Dans un communiqué publié à l’occasion de la nouvelle année, l’association Homosexualités et socialisme (HES), proche du Parti socialiste, rappelle les avancées obtenues pour les LGBT depuis l’arrivée de François Hollande au pouvoir, mais se montre également critique à l’égard du gouvernement. L’ouverture du mariage et de l’adoption, la pénalisation des discriminations fondées sur l’identité de genre et le plan d’action contre l’homophobie et la transphobie ne suffisent pas à contenter l’association qui porte d’autres revendications, dont l’ouverture de la PMA et la modification sans préalable médical de l’état civil des personnes trans’.
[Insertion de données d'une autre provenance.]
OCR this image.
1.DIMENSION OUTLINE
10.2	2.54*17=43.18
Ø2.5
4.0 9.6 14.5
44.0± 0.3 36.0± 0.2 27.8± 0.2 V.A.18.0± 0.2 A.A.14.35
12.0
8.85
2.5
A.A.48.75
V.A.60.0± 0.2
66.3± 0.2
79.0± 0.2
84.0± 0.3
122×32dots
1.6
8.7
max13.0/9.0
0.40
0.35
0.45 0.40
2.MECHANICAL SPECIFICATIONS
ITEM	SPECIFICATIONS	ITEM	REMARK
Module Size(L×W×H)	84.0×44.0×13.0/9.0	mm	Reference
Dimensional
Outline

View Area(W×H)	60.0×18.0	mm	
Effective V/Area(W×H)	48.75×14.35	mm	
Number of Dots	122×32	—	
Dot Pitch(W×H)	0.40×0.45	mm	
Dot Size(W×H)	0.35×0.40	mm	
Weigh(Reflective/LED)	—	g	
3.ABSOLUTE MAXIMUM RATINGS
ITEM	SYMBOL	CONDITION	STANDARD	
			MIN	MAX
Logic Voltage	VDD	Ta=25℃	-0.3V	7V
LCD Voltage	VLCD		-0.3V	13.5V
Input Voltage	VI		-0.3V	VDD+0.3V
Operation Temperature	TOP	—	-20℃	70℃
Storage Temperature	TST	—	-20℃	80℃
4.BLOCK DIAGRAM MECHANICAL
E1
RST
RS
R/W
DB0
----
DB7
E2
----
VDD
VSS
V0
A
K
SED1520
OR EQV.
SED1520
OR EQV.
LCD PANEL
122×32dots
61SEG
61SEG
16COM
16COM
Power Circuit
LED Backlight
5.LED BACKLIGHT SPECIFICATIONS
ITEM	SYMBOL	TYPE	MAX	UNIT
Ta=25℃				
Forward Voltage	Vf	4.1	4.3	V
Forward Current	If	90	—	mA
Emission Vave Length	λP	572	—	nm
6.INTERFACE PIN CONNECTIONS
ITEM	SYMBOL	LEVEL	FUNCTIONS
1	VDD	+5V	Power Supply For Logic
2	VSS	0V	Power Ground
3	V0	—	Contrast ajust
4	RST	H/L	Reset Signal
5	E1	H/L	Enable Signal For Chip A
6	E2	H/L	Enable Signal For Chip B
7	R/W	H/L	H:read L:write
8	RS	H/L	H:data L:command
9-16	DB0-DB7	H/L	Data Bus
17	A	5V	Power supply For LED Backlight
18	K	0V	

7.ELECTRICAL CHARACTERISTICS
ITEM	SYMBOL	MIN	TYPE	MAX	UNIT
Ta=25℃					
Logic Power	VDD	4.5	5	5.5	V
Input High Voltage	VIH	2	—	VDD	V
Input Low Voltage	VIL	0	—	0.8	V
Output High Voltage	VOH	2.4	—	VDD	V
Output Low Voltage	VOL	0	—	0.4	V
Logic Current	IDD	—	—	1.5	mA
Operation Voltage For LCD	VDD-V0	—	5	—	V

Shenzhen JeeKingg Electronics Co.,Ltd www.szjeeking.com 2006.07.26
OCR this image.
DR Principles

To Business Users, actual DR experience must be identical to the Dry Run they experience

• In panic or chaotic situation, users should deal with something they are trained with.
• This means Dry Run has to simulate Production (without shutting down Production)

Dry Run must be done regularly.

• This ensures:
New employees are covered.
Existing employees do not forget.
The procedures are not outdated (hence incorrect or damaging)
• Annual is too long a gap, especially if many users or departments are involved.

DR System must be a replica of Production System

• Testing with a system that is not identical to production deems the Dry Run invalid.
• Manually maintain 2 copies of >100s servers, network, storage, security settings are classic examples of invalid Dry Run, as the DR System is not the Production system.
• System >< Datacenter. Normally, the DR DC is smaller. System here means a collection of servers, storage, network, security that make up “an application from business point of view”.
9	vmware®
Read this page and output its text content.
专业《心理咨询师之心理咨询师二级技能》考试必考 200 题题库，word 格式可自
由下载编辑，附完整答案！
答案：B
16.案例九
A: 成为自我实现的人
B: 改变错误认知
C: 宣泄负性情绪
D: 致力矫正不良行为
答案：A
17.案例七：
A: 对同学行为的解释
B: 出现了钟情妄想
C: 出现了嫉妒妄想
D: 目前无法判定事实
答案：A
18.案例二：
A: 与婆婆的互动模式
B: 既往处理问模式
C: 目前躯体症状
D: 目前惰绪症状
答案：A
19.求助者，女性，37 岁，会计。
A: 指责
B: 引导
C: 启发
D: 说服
«La majorité est au pouvoir depuis plus d’un an et demi. Il y a eu, ces derniers mois, trop de reports et trop de silence, trop de paroles et pas assez d’actes.»

HES rappelle par ailleurs que plusieurs des revendications actuelles avaient été promises par François Hollande pendant sa campagne électorale. L’association «souhaite, avec insistance, qu’un calendrier de mise en œuvre de ces engagements soit fixé, et soit tenu» et assure travailler «afin que l’espérance d’égalité née au moment du vote de la loi du 17 mai 2013 ne laisse pas place à un goût amer d’inachevé, et d’inégalité».

En octobre 2012, le président de HES Denis Quinqueton (à droite sur la photo) exprimait déjà sa déception quant au fossé entre les promesses du président de la République et l’action gouvernementale. L’engagement 31, censé porter sur l’ensemble des questions relatives à l’égalité des droits, est ainsi devenu «l’engagement 15 et demi» car incomplètement réalisé.